Thursday, June 27, 2024

Inflation returns to target

Inflation has returned to the Bank of England’s 2% target for the first time since July 2021.

Measured by the consumer prices index (CPI), which rose by 2% in the 12 months to May 2024, it is down from 2.3% in the 12 months to April.

The biggest downward contribution to the fall in inflation came from food-price inflation, which dipped to 1.7% in May, the lowest annual rate since October 2021. This was partially offset by higher petrol prices.

The UK has also won the international race to get back to target, being the first among the euro area and US to bring headline inflation back down to 2%. In fact, the UK currently has the lowest headline inflation rate in the G7 bar Italy.

Despite this, the impacts of sustained high inflation over the past three years will remain for some time, with the relative cost of essential goods expected to remain high.

The Resolution Foundation notes that overall prices have risen by 22% since July 2021 (when inflation was last at 2%), while energy prices have risen by 66% and food by 31%.

Core inflation, meanwhile, which takes out volatile factors like energy, food, alcohol and tobacco to give a clear picture of underlying trends, rose by 3.5% in the 12 months to May 2024, down from 3.9% in April.

James Smith, Research Director at the Resolution Foundation, said: “It’s very welcome to see headline CPI inflation falling back to its 2 per cent target for the first time since July 2021. And while the UK experienced a higher inflation peak during the cost-of-living crisis, it has now got back to target more quickly than either the US or euro area.

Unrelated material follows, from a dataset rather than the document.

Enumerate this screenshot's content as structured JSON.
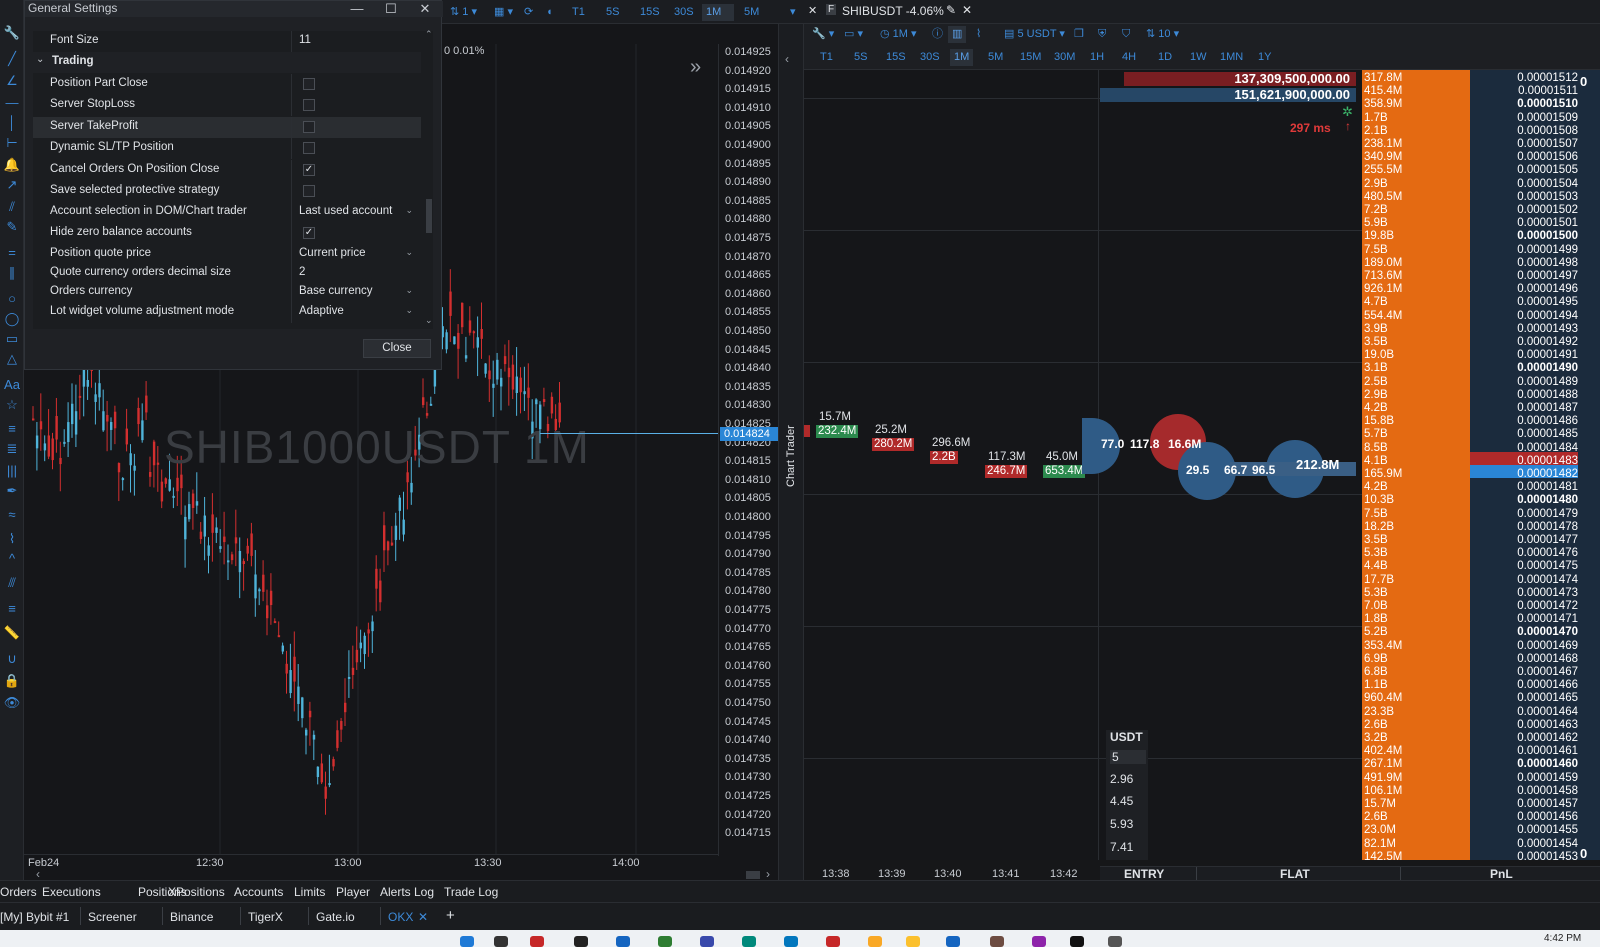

“But the legacy of a long period of very high inflation means there is unlikely to be much of a feel-good factor among families, as they continue to struggle with the higher cost of essentials.

“And while headline inflation is back to normal levels, domestically-driven services-price inflation remains elevated. This inflation will worry the Bank of England, and may give pause for thought when it comes to cutting interest rates.”

“Inflation returns to target, but Bank of England is unlikely to fire starting gun on interest rate cuts tomorrow,” noted Yael Selfin, Chief Economist at KPMG UK.

“The Bank of England will be encouraged by the slowdown in headline inflation, and while concerns will remain over elevated underlying price pressures, further falls in services inflation are anticipated over the coming months. Today’s data are unlikely to spur a surprise rate cut tomorrow, however, the MPC could have sufficient evidence to begin its easing cycle in August.

“While underlying price pressures have moderated somewhat, they remain uncomfortably high, with services inflation running at 5.7%. The Bank will need to see a continued fall in services inflation before it can be confident that headline inflation will stay sustainably at its 2% target in the medium term. A slower pace of pay rises may lead to weakening services inflation, helped by a loosening labour market.

“Energy prices continue to present a risk for the UK inflation outlook. Wholesale gas prices have risen by more than 30% since the start of April, and if prices remain at this level into the autumn, household energy bills could potentially rise again in October. Nevertheless, the overall outlook for inflation remains broadly positive, and we expect headline inflation to hover around the target range over the coming months.”